While I still have little doubt that W's motives in terms of trying to help kids were good, he was and is foremost a businessman. If the only tool in your toolbox is a profit/loss statement, you tend to see every problem as a matter of marketing or manufacturing. Thus we are trying to use tests to quantify the unquantifiable. As many of W's employees and supporters are of the right side persuasion, a persuasion that tends to be unsurprisingly--and I think rightly so--favorable to private enterprise, it is hardly surprising that they would write legislation from that perspective and that it would tend to favor private enterprise solutions at the expense of the public schools.

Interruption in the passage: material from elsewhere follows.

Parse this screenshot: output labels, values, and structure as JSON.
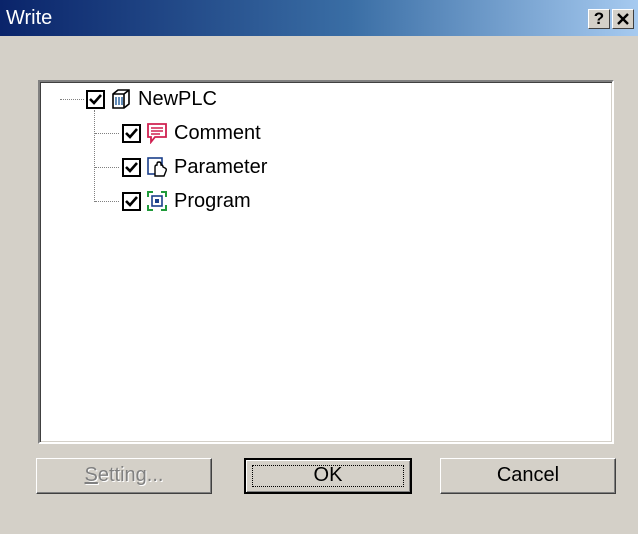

But would we be better off drinking at the Democrat spigot? They have tended to align themselves with education interests not because they think teachers should be allowed to have a say in education policy, but because big government interests tend to favor, by their very nature, public education and every other large, unwieldy bureaucracy. The true believers on this side know what's best for us all: astronomical taxes to establish big government, supported and informed by big unions, which will speak for us all.

Of the two sides, I think we have a better chance of convincing Republicans who often tend to be more reality based. When the markets change, after all, they are willing to change business models and practices. We have had publically supported education in America for two centuries for very good and compelling reasons, reasons which are as valid now as in the past. Democrats tend to try to change the world to conform to their vision or ignore it when it does not. At least with Republicans, there is hope of seeing reason.

To sum it up, I suppose we shouldn't be surprised that a specific set of negative consequences come from legislation written by the right. I don't see this as an evil plot to enrich the ultra rich, but a natural consequence of the political and social motivations of those pushing NCLB ( which I see in general as a marvelous attempt to repair that which is not broken). The larger question is which set of consequences do we want to live with? After all, the self esteem movement--to name just one democrat boondoggle--hasn't exactly been good for education or the nation, has it?

Mike in Texas said...

Mike,

The solution lies in the professional educators asserting themselves as the experts who now would kids need.

Engineers would never allow polticians to tell them how to build a bridge, and the general public would not want to drive across it. So why should it be any different for teachers?

"Ms. Cornelius" said...

MIT: Becuase not everyone has ever claculated the load a bridge will hold, nor have they ever used a welding torch, but everyone has been in a school at one time or another, so they know all about education, right?

Right?

And I'm with Polski about the schocked part. Whoa.